FRANKFORT, Ky. (7/8/13) – U.S. Rep. Ed Whitfield (KY-01), Chairman of the House Subcommittee on Energy and Power, today introduced the Caring for Coal Miners Act. The legislation, co-sponsored by Rep. David McKinley (R – WV) and Rep. Shelley Moore Capito (R – WV), ensures continued health care coverage for miners in danger of losing their benefits resulting from the bankruptcy of Patriot Coal Company.
“It is critical that we protect the health care benefits of the thousands of Kentucky miners who have worked hard their entire careers to earn those benefits,” stated Whitfield. “That is why I have introduced the Caring for Coal Miners Act to ensure that the hardworking miners who took to the mines day in and day out don’t lose the health care that they have rightfully earned.”
“I have met with retirees from West Virginia, and I hear their concerns,” said Congresswoman Capito. “It is important that as we continue to address the complicated issues that resulted from the bankruptcy of Patriot Coal Company that we find the best solutions moving forward. The Caring for Coal Miners Act ensures continued health care coverage for the retirees who are in danger of losing their benefits. It is also an important step forward in protecting the benefits that were promised to hardworking miners in states like West Virginia and Kentucky.”
According to Whitfield, the Chapter 11 bankruptcy protection that Patriot filed in July 2012 may impact the health care benefits of roughly 1,500 people and their families in Whitfield’s district. They claim that they will not be able to emerge from bankruptcy without significant changes to retiree health care obligations. As a result, a bankruptcy court recently ruled that Patriot Coal is authorized to transition retirees into a Voluntary Employee Beneficiary Association (VEBA).
There is uncertainty regarding the solvency and availability of the VEBA due to the United Mine Workers of America (UMWA) recent appeal of the court’s ruling. Whitfield’s legislation addresses this issue by making miners in danger of losing their health care benefits due to Patriot Coal’s bankruptcy eligible for UMWA’s 1993 Benefit Plan.

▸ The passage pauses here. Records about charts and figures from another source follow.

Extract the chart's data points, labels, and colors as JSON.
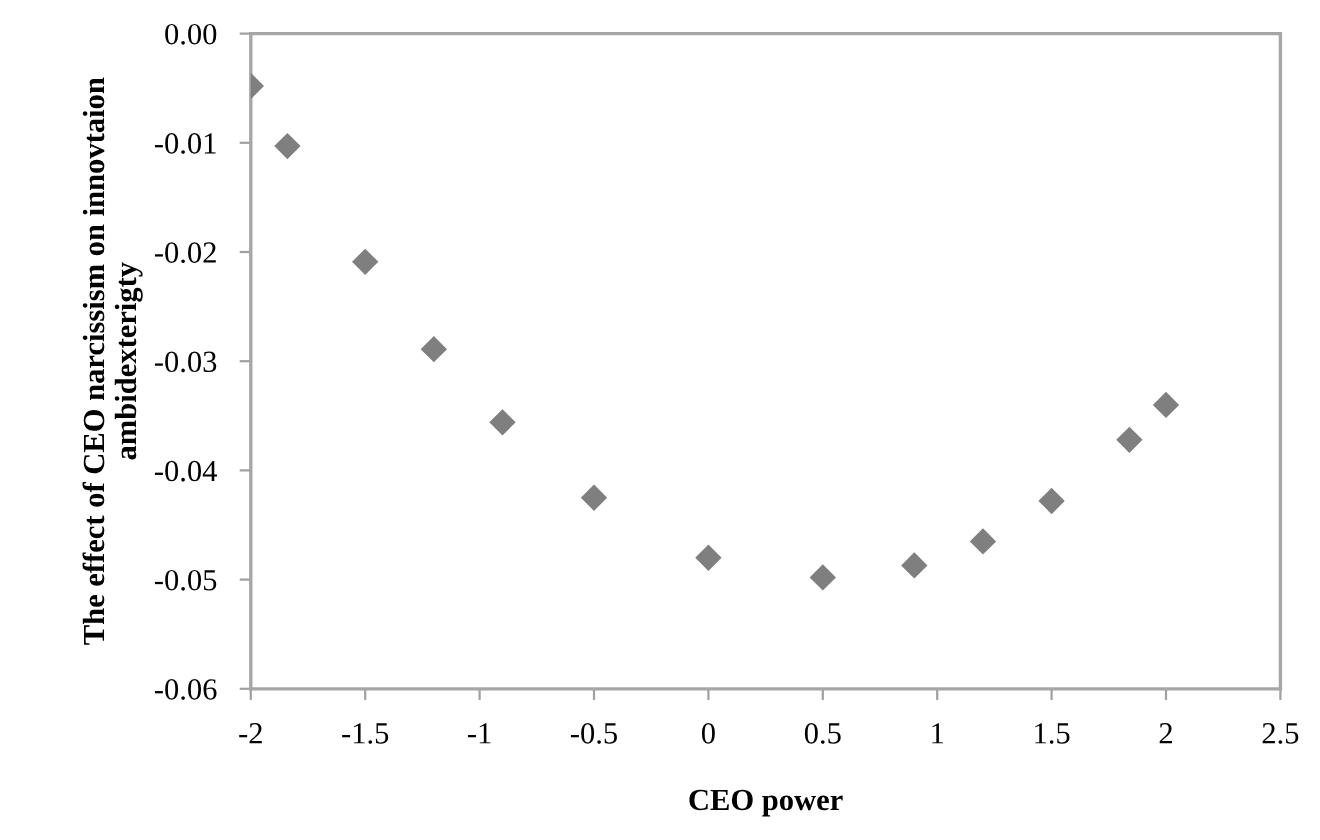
{
  "chart_data": {
    "type": "scatter",
    "xlabel": "CEO power",
    "ylabel": "The effect of CEO narcissism on innovtaion ambidexterigty",
    "x": [
      -2,
      -1.84,
      -1.5,
      -1.2,
      -0.9,
      -0.5,
      0,
      0.5,
      0.9,
      1.2,
      1.5,
      1.84,
      2
    ],
    "series": [
      {
        "color": "#7f7f7f",
        "values": [
          -0.0048,
          -0.0103,
          -0.0209,
          -0.0289,
          -0.0356,
          -0.0425,
          -0.048,
          -0.0498,
          -0.0487,
          -0.0465,
          -0.0428,
          -0.0372,
          -0.034
        ]
      }
    ],
    "marker": "diamond",
    "grid": false,
    "legend": false,
    "xlim": [
      -2,
      2.5
    ],
    "xticks": [
      -2,
      -1.5,
      -1,
      -0.5,
      0,
      0.5,
      1,
      1.5,
      2,
      2.5
    ],
    "ylim": [
      -0.06,
      0
    ],
    "yticks": [
      {
        "value": 0,
        "label": "0.00"
      },
      {
        "value": -0.01,
        "label": "-0.01"
      },
      {
        "value": -0.02,
        "label": "-0.02"
      },
      {
        "value": -0.03,
        "label": "-0.03"
      },
      {
        "value": -0.04,
        "label": "-0.04"
      },
      {
        "value": -0.05,
        "label": "-0.05"
      },
      {
        "value": -0.06,
        "label": "-0.06"
      }
    ]
  }
}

In early June, Whitfield introduced a discussion draft to begin the process of formally introducing the Caring for Coal Miners Act. Whitfield acknowledges that there are challenges with retirees’ pensions, but the most immediate concern is the availability of health care benefits, which is why he is taking this immediate step.
“Protecting the health care benefits is just the first step in what may very well amount to a multifaceted process,” concluded Whitfield.